They're just words that modify a verb, and usually end in ly. Sounds pretty inoffensive, right?
Wrong. They're evil. Or at least that's what writers are often led to believe. I'm sure you've heard it all before--adverbs are a sign of weak writing, of telling instead of showing, of overwriting, etc etc. And I have to admit that for a long, long time, I hated adverbs too. Then I found out adjectives are to be hated as well, and so those also had to be used with caution. There are rules for a reason, right? I wasn't so overconfident that I thought my novels would be the exception to the rule.
But then something happened. Well okay, nothing really happened, but that sounded very dramatic, didn't it? What actually happened was that time passed, I grew as a writer, and I learned lots.
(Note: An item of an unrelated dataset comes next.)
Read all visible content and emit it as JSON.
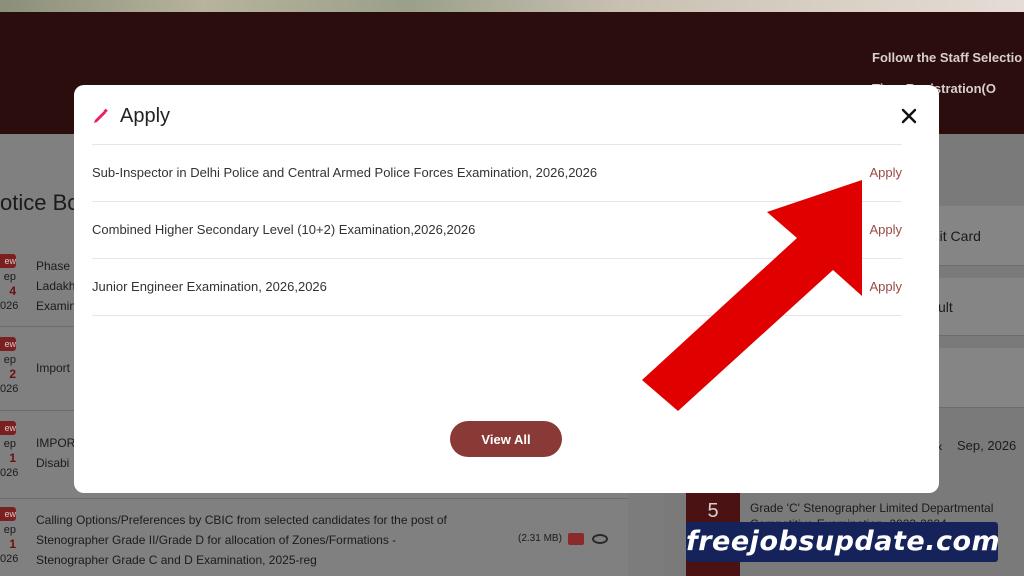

And of all the advice I took in (and trust me, there was A LOT), this one bit stuck the most, so here I am to share it: Don't say something in ten words if you can say it as well, or better, in five (I can't remember/find the source, so my apologies for that).
Great advice, right? So now instead of focussing on adverbs and adjectives, I simply ask myself 'How can I effectively (ha!) say what I want to say in the fewest amount of words possible?' Sometimes this involves using a stronger verb in place of the verb+adverb. Sometimes this involves omitting an adjective that was unnecessary. Sometimes it's none of these things--it depends on the sentence. But yeah, using this question as a guide definitely cleared things up in my head.